Calcolando i saldi al lordo degli interessi, il Nord versa oltre 29,3 miliardi di euro in più di quanto riceve, mentre il Sud consuma 77,7 miliardi di euro in più di quanto versa; il Centro è in passivo per 16,8 miliardi di euro.
Considerando, invece, il saldo al netto degli interessi, il Nord evidenzia un saldo di circa 58,8 miliardi di euro contro un deficit di Centro e Sud rispettivamente pari a 4,2 e 54,2 miliardi di euro.
Sul totale Irpef di 123,36 miliardi di euro, 71,83 provengono dalle regioni del Nord, 25,53 dal Centro e 25,99 dal Mezzogiorno. Le maggiori entrate arrivano da Lombardia, Lazio, Emilia Romagna, Veneto e Piemonte. Per l’Irpeg, che vale 32,61 miliardi di euro si collocano ai primi due posti sempre Lombardia e Lazio, l’Iva vede invece in testa la Lombardia seguita da Veneto ed Emilia Romagna. Ogni cittadino del Nord Italia contribuisce in media con 6.305 euro, uno del Centro con 5.182 euro, mentre un abitante del Sud solo con 3.057 euro.

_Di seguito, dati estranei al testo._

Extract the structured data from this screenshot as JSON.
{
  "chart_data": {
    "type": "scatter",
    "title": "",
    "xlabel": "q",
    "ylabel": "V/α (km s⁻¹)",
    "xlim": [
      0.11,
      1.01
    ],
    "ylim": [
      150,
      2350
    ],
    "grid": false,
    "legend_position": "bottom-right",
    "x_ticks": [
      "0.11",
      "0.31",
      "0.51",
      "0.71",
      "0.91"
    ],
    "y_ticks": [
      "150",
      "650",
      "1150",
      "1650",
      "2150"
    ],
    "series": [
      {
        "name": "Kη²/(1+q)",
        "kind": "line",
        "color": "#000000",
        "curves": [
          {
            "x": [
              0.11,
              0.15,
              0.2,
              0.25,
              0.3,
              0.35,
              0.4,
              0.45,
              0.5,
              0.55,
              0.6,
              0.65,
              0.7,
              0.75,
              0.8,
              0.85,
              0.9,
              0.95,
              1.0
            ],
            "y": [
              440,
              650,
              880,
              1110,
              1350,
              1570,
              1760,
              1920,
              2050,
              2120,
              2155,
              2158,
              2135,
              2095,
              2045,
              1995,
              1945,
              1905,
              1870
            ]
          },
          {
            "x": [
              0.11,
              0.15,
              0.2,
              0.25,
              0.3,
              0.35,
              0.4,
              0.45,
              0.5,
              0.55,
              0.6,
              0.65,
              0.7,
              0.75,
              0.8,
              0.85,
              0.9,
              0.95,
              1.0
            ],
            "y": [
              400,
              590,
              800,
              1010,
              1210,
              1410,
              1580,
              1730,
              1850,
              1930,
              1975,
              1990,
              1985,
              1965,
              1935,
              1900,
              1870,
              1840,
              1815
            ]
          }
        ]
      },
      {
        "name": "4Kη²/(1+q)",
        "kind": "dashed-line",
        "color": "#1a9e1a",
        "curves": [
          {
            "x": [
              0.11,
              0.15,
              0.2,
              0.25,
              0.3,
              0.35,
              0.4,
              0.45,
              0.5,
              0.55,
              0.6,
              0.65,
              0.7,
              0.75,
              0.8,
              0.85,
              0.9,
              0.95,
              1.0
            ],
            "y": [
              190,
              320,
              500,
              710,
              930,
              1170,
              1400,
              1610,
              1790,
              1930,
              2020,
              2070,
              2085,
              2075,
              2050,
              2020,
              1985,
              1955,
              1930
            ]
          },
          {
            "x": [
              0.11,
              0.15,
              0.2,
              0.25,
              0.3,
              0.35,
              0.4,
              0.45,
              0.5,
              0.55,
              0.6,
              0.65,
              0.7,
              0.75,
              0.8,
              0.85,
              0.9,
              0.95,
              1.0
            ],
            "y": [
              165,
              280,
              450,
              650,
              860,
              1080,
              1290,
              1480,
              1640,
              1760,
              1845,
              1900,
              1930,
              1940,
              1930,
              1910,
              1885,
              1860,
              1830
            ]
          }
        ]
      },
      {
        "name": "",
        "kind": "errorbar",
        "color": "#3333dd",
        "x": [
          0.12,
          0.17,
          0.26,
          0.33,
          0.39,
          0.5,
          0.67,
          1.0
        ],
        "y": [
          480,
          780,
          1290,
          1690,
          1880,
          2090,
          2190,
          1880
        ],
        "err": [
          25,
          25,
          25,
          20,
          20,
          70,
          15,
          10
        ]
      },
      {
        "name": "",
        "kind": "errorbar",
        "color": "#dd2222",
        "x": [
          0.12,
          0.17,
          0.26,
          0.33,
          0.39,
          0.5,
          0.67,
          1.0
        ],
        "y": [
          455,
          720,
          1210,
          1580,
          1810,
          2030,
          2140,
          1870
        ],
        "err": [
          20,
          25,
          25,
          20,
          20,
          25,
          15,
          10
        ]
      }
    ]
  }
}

La Lombardia è quella che paga più imposte per abitante (6.999 euro), seguita da Emilia Romagna (6.614 euro) e Valle d’Aosta (6.303 euro). Il maggior gettito pro capite è, dunque, prodotto dalle regioni del Nord, che presentano tutte valori superiori ai 5mila euro, mentre al Sud fanalino di coda è la Calabria che versa 2.616 euro pro capite, seguita da Campania, Sicilia, Basilicata e Puglia che si attestano intorno ai 3mila euro. Nel complesso i cittadini del Nord pagano 3.623 euro in più di quanto ricevono dallo Stato, quelli del Centro 1.115 euro, mentre al Sud si pagano 907 euro pro capite in meno di quanto si riceve. «Ignorare i dati contabili di ciascuna regione – conclude Brambilla - e non mettere in cantiere un vero decentramento, anche se ovviamente progressivo, in termini di federalismo fiscale e attribuzione di responsabilità a ogni singola realtà territoriale ricomprendendo anche il contrasto al lavoro sommerso, non crea certamente le condizioni per un miglioramento dello sviluppo e della competitività».